Safety and effectiveness in pediatric patients have not been established in controlled clinical trials, although there is experience with the use of hydralazine hydrochloride in pediatric patients. The usual recommended parenteral dosage, administered intramuscularly or intravenously, is 1.7 to 3.5 mg/kg of body weight daily, divided into four to six doses.
Adverse reactions with hydralazine hydrochloride are usually reversible when dosage is reduced. However, in some cases it may be necessary to discontinue the drug.
The following adverse reactions have been observed, but there has not been enough systematic collection of data to support an estimate of their frequency.
Common: Headache, anorexia, nausea, vomiting, diarrhea, palpitations, tachycardia, angina pectoris.
Less Frequent: Digestive-constipation, paralytic ileus.
Cardiovascular-hypotension, paradoxical pressor response, edema.
Neurologic-peripheral neuritis, evidenced by paresthesia, numbness, and tingling; dizziness; tremors; muscle cramps, psychotic reactions characterized by depression, disorientation, or anxiety.
Genitourinary-difficulty in urination.
Hematologic-blood dyscrasias, consisting of reduction in hemoglobin and red cell count, leukopenia, agranulocytosis, purpura; lymphadenopathy; splenomegaly.
Hypersensitive Reactions-rash, urticaria, pruritus, fever, chills, arthralgia, eosinophilia, and, rarely, hepatitis.
Other-nasal congestion, flushing, lacrimation, conjunctivitis.
No deaths due to acute poisoning have been reported.
Highest known dose survived: adults, 10 g orally.
Oral LD50 in rats: 173 and 187 mg/kg.
Signs and symptoms of overdosage include hypotension, tachycardia, headache, and generalized skin flushing.

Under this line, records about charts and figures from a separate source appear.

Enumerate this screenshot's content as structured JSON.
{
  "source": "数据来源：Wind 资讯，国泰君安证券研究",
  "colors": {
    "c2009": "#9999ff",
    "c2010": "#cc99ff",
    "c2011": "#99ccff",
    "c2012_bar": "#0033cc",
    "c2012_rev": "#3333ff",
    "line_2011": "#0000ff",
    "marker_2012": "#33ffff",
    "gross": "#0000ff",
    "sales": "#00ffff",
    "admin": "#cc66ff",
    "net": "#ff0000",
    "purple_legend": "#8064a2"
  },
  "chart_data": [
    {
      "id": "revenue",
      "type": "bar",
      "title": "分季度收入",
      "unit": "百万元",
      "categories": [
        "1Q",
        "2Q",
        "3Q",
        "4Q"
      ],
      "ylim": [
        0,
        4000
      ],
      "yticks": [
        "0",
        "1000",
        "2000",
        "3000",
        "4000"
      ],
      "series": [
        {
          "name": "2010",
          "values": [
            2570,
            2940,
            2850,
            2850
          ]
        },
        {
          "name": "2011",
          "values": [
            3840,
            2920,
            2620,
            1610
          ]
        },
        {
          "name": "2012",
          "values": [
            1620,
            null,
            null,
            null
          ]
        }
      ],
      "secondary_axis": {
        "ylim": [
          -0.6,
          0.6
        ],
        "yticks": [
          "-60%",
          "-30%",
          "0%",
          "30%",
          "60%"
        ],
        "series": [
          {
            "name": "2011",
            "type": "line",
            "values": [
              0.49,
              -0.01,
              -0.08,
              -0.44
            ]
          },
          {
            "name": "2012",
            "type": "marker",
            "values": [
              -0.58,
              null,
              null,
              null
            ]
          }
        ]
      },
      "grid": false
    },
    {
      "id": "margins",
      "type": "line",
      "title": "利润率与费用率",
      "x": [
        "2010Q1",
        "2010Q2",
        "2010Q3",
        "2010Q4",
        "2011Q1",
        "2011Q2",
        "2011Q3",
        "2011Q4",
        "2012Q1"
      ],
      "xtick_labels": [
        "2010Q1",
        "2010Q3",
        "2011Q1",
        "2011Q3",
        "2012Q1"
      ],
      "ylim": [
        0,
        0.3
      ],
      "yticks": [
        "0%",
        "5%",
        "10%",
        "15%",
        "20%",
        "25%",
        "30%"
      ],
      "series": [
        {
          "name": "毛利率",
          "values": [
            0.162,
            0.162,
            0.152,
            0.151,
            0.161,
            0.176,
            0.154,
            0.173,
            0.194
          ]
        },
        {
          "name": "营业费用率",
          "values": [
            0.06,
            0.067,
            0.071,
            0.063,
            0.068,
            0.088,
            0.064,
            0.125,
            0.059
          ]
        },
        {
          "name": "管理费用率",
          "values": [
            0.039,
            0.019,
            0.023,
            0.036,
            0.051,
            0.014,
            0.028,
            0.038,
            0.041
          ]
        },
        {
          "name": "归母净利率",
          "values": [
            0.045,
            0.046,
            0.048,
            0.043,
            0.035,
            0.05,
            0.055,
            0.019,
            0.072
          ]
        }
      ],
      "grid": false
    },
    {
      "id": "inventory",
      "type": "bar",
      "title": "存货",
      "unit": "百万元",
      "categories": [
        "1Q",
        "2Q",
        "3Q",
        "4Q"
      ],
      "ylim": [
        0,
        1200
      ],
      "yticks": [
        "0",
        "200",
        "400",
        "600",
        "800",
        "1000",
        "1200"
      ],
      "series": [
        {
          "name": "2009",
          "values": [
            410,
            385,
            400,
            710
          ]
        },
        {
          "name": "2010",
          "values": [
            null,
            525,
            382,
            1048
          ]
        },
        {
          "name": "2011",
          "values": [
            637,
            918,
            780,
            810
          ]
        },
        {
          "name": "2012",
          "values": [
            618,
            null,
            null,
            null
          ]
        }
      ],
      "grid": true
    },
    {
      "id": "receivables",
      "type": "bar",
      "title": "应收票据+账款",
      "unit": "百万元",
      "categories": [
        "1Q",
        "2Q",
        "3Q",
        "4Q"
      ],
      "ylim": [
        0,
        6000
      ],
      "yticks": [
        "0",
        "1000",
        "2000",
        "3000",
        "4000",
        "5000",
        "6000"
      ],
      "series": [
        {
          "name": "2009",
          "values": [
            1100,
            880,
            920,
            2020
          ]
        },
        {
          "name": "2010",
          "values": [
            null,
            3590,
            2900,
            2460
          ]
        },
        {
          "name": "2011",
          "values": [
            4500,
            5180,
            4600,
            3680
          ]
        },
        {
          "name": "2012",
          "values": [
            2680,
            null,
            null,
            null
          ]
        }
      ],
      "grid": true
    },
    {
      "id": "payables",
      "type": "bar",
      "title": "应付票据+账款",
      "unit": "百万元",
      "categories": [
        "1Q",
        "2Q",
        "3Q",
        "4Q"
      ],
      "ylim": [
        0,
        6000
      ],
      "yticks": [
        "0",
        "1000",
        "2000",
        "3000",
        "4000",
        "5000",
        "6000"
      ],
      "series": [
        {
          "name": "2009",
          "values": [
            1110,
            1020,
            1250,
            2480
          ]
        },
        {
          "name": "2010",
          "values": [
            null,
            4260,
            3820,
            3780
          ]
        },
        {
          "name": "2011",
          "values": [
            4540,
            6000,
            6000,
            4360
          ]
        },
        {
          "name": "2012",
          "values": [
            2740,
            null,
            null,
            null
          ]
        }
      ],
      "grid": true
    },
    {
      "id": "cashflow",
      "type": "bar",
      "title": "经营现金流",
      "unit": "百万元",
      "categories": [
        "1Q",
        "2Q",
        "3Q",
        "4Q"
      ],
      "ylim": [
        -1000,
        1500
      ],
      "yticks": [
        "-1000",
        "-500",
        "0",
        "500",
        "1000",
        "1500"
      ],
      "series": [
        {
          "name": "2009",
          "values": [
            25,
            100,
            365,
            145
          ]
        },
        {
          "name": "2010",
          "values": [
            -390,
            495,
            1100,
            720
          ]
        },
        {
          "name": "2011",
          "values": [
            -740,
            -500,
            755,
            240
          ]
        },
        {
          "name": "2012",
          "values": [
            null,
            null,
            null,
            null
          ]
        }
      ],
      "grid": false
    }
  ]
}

Complications can include myocardial ischemia and subsequent myocardial infarction, cardiac arrhythmia, and profound shock.
There is no specific antidote.
Support of the cardiovascular system is of primary importance. Shock should be treated with plasma expanders. If possible, vasopressors should not be given, but if a vasopressor is required, care should be taken not to precipitate or aggravate cardiac arrhythmia. Tachycardia responds to beta blockers. Digitalization may be necessary, and renal function should be monitored and supported as required.
No experience has been reported with extracorporeal or peritoneal dialysis.
When there is urgent need, therapy in the hospitalized patient may be initiated intramuscularly or as a rapid intravenous bolus injection directly into the vein. Hydralazine Hydrochloride Injection should be used only when the drug cannot be given orally. The usual dose is 20 to 40 mg, repeated as necessary.
Certain patients (especially those with marked renal damage) may require a lower dose. Blood pressure should be checked frequently. It may begin to fall within a few minutes after injection, with the average maximal decrease occurring in 10 to 80 minutes. In cases where there has been increased intracranial pressure, lowering the blood pressure may increase cerebral ischemia. Most patients can be transferred to oral hydralazine hydrochloride within 24 to 48 hours.
The product should be used immediately after the vial is opened. The product should not be added to infusion solutions. Hydralazine Hydrochloride Injection may discolor upon contact with metal; discolored solutions should be discarded.
Parenteral drug products should be inspected visually for particulate matter and discoloration prior to administration, whenever solution and container permit.